I can't claim all the credit for this—in fact, I can barely claim any at all, as it is just a modified version of Emulate row number from Common MySQL Queries.
It's beautifully simple, elegant, and very quick:
SELECT fileInfoId, groupId, name, size, cumulativeSize
FROM (
SELECT
fileInfoId,
groupId,
name,
size,
#cs := IF(#prev_groupId = groupId, #cs+size, size) AS cumulativeSize,
#prev_groupId := groupId AS prev_groupId
FROM fileInfo, (SELECT #prev_groupId:=0, #cs:=0) AS vars
ORDER BY groupId
) AS tmp;
You can remove the outer SELECT ... AS tmp if you don't mind the prev_groupID column being returned. I found that it ran marginally faster without it.

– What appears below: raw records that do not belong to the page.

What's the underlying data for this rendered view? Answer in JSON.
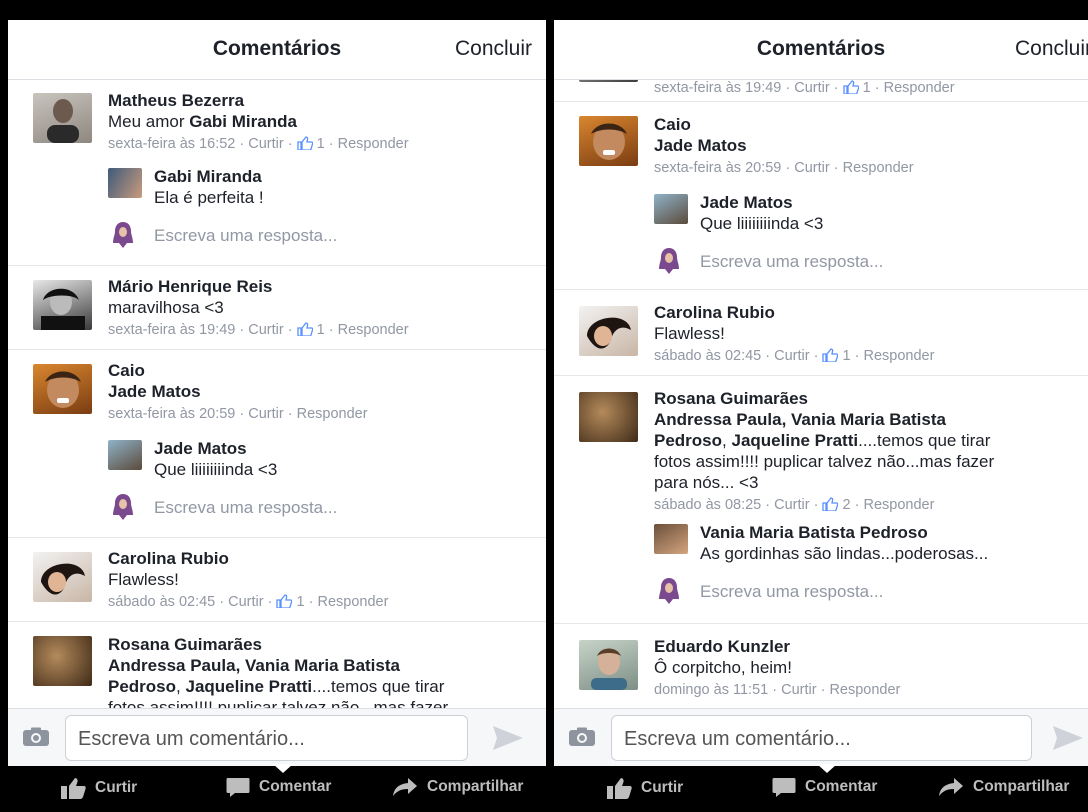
{
  "header": {
    "title": "Comentários",
    "done": "Concluir"
  },
  "composer": {
    "placeholder": "Escreva um comentário..."
  },
  "tabs": {
    "like": "Curtir",
    "comment": "Comentar",
    "share": "Compartilhar"
  },
  "actions": {
    "like": "Curtir",
    "reply": "Responder",
    "write_reply": "Escreva uma resposta..."
  },
  "left": {
    "c1": {
      "name": "Matheus Bezerra",
      "text_prefix": "Meu amor ",
      "text_tag": "Gabi Miranda",
      "time": "sexta-feira às 16:52",
      "likes": "1"
    },
    "c1r": {
      "name": "Gabi Miranda",
      "text": "Ela é perfeita !"
    },
    "c2": {
      "name": "Mário Henrique Reis",
      "text": "maravilhosa <3",
      "time": "sexta-feira às 19:49",
      "likes": "1"
    },
    "c3": {
      "name": "Caio",
      "tag": "Jade Matos",
      "time": "sexta-feira às 20:59"
    },
    "c3r": {
      "name": "Jade Matos",
      "text": "Que liiiiiiiinda <3"
    },
    "c4": {
      "name": "Carolina Rubio",
      "text": "Flawless!",
      "time": "sábado às 02:45",
      "likes": "1"
    },
    "c5": {
      "name": "Rosana Guimarães",
      "tag1": "Andressa Paula",
      "sep1": ", ",
      "tag2": "Vania Maria Batista",
      "tag3": "Pedroso",
      "sep2": ", ",
      "tag4": "Jaqueline Pratti",
      "text1": "....temos que tirar",
      "text2": "fotos assim!!!! puplicar talvez não...mas fazer"
    }
  },
  "right": {
    "c0": {
      "time": "sexta-feira às 19:49",
      "likes": "1"
    },
    "c1": {
      "name": "Caio",
      "tag": "Jade Matos",
      "time": "sexta-feira às 20:59"
    },
    "c1r": {
      "name": "Jade Matos",
      "text": "Que liiiiiiiinda <3"
    },
    "c2": {
      "name": "Carolina Rubio",
      "text": "Flawless!",
      "time": "sábado às 02:45",
      "likes": "1"
    },
    "c3": {
      "name": "Rosana Guimarães",
      "tag1": "Andressa Paula",
      "sep1": ", ",
      "tag2": "Vania Maria Batista",
      "tag3": "Pedroso",
      "sep2": ", ",
      "tag4": "Jaqueline Pratti",
      "text1": "....temos que tirar",
      "text2": "fotos assim!!!! puplicar talvez não...mas fazer",
      "text3": "para nós... <3",
      "time": "sábado às 08:25",
      "likes": "2"
    },
    "c3r": {
      "name": "Vania Maria Batista Pedroso",
      "text": "As gordinhas são lindas...poderosas..."
    },
    "c4": {
      "name": "Eduardo Kunzler",
      "text": "Ô corpitcho, heim!",
      "time": "domingo às 11:51"
    }
  }
}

Here's a simple test case:
INSERT INTO `fileInfo` VALUES
( 1, 3, 'name0', '10'),
( 5, 3, 'name1', '10'),
( 7, 3, 'name2', '10'),
( 8, 1, 'name3', '10'),
( 9, 1, 'name4', '10'),
(10, 2, 'name5', '10'),
(12, 4, 'name6', '10'),
(20, 4, 'name7', '10'),
(21, 4, 'name8', '10'),
(25, 5, 'name9', '10');
SELECT fileInfoId, groupId, name, size, cumulativeSize
FROM (
SELECT
fileInfoId,
groupId,
name,
size,
#cs := IF(#prev_groupId = groupId, #cs+size, size) AS cumulativeSize,
#prev_groupId := groupId AS prev_groupId
FROM fileInfo, (SELECT #prev_groupId := 0, #cs := 0) AS vars
ORDER BY groupId
) AS tmp;
+------------+---------+-------+------+----------------+
| fileInfoId | groupId | name | size | cumulativeSize |
+------------+---------+-------+------+----------------+
| 8 | 1 | name3 | 10 | 10 |
| 9 | 1 | name4 | 10 | 20 |
| 10 | 2 | name5 | 10 | 10 |
| 1 | 3 | name0 | 10 | 10 |
| 5 | 3 | name1 | 10 | 20 |
| 7 | 3 | name2 | 10 | 30 |
| 12 | 4 | name6 | 10 | 10 |
| 20 | 4 | name7 | 10 | 20 |
| 21 | 4 | name8 | 10 | 30 |
| 25 | 5 | name9 | 10 | 10 |
+------------+---------+-------+------+----------------+
Here's a sample of the last few rows from a 20,000 row table:
| 19481 | 248 | 8CSLJX22RCO | 1037469 | 51270389 |
| 19486 | 248 | 1IYGJ1UVCQE | 937150 | 52207539 |
| 19817 | 248 | 3FBU3EUSE1G | 616614 | 52824153 |
| 19871 | 248 | 4N19QB7PYT | 153031 | 52977184 |
| 132 | 249 | 3NP9UGMTRTD | 828073 | 828073 |
| 275 | 249 | 86RJM39K72K | 860323 | 1688396 |
| 802 | 249 | 16Z9XADLBFI | 623030 | 2311426 |
...
| 19661 | 249 | ADZXKQUI0O3 | 837213 | 39856277 |
| 19870 | 249 | 9AVRTI3QK6I | 331342 | 40187619 |
| 19972 | 249 | 1MTAEE3LLEM | 1027714 | 41215333 |
+------------+---------+-------------+---------+----------------+
20000 rows in set (0.31 sec)
I think that MySQL is only using one of the indexes on the table. In this case, it's choosing the index on foreignId.
Add a covering compound index that includes both primaryId and foreignId.